For entrepreneur Douglas Becker, business is a real pleasure INVENTING SUCCESS

August 14, 1994|By Jean Marbella | Jean Marbella,Sun Staff Writer

He doesn't have a college education, but he runs the country's largest after-school tutoring company. He's single and childless, but he's heading the effort to build the new, $30 million children's museum in downtown Baltimore.

"Kids, don't try this at home!" Douglas Becker says with a laugh.

They might be tempted to try. Despite his untraditional route, Mr. Becker has hit upon traditional success.
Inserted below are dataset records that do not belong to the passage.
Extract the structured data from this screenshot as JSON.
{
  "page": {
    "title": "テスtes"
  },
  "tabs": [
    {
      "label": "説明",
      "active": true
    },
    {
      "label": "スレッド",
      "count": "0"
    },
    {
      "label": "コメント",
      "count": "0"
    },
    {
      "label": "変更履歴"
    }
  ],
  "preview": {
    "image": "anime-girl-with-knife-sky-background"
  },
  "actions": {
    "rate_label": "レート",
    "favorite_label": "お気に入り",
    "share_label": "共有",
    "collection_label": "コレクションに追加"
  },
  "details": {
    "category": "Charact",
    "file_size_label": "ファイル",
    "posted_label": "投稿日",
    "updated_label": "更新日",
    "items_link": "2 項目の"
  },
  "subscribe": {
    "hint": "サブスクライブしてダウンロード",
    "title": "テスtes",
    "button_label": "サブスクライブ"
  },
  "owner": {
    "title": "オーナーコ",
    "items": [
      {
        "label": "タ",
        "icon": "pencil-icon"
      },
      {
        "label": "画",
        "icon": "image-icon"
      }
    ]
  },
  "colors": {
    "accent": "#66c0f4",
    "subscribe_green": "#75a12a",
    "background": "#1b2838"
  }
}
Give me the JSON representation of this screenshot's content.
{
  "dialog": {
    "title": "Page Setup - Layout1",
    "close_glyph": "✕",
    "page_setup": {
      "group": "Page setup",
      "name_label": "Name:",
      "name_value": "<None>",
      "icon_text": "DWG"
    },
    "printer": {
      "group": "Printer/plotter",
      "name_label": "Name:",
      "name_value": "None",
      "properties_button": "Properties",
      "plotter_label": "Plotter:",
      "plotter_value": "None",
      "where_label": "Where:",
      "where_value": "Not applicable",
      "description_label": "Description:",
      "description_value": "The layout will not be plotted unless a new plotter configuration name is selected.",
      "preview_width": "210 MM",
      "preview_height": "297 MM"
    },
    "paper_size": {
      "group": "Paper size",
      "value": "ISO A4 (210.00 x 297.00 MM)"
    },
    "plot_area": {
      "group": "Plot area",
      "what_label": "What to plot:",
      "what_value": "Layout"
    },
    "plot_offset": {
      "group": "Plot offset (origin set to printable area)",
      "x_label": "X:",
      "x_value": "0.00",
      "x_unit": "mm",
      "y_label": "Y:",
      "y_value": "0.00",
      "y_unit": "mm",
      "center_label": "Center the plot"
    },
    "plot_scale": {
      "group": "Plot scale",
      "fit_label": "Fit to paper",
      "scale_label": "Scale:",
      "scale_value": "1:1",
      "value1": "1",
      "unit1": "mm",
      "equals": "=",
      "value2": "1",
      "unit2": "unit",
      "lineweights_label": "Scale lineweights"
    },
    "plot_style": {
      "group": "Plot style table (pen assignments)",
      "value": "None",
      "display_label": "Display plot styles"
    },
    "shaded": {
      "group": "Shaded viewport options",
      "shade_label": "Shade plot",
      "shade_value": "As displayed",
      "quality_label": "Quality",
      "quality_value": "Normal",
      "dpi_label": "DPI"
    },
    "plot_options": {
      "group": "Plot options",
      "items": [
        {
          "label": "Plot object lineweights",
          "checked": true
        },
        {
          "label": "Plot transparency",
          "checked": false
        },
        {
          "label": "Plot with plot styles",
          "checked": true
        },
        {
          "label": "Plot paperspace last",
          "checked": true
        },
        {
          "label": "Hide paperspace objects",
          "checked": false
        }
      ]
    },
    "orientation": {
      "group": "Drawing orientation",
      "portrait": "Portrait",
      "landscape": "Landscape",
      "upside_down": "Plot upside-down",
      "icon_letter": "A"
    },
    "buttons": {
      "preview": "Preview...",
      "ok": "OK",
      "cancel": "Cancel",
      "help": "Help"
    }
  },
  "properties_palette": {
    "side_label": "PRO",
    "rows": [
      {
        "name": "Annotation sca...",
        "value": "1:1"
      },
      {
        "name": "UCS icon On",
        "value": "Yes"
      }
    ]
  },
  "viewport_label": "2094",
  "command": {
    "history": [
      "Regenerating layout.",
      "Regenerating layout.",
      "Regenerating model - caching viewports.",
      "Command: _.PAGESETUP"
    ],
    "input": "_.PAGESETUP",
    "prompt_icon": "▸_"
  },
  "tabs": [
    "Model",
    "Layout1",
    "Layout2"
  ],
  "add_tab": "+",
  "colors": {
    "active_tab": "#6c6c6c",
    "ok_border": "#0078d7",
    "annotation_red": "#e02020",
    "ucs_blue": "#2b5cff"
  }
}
As president of Sylvan Learning Systems, whose 500 franchises are familiar sights in suburban strip shopping malls, he's led the tutoring company into new and lucrative directions. And, with his name turning up on seemingly all the important cultural boards in town -- among others, the Baltimore Museum of Art and the new children's museum being built in the Market Place complex east of the Inner Harbor -- he seems primed to become one of those influential, behind-the-scenes movers-and-shakers in the Robert Embry and Walter Sondheim mold.

Here's the unconventional part: Douglas Becker is only 28 years old.

Hasn't he heard? He's supposed to be a slacker. Generation X. Assistant manager, at best, at the Gap.

Mr. Becker doesn't even look as though he shops at the Gap.

After being in business for more than 10 years, he has the settled look of his chosen milieu, comfortable in suits and boardrooms and with people a generation or more older. He doesn't seem particularly young -- well, if you look past the "Star Trek" memorabilia in his office at Sylvan's headquarters in Columbia -- probably because he got such a big head start.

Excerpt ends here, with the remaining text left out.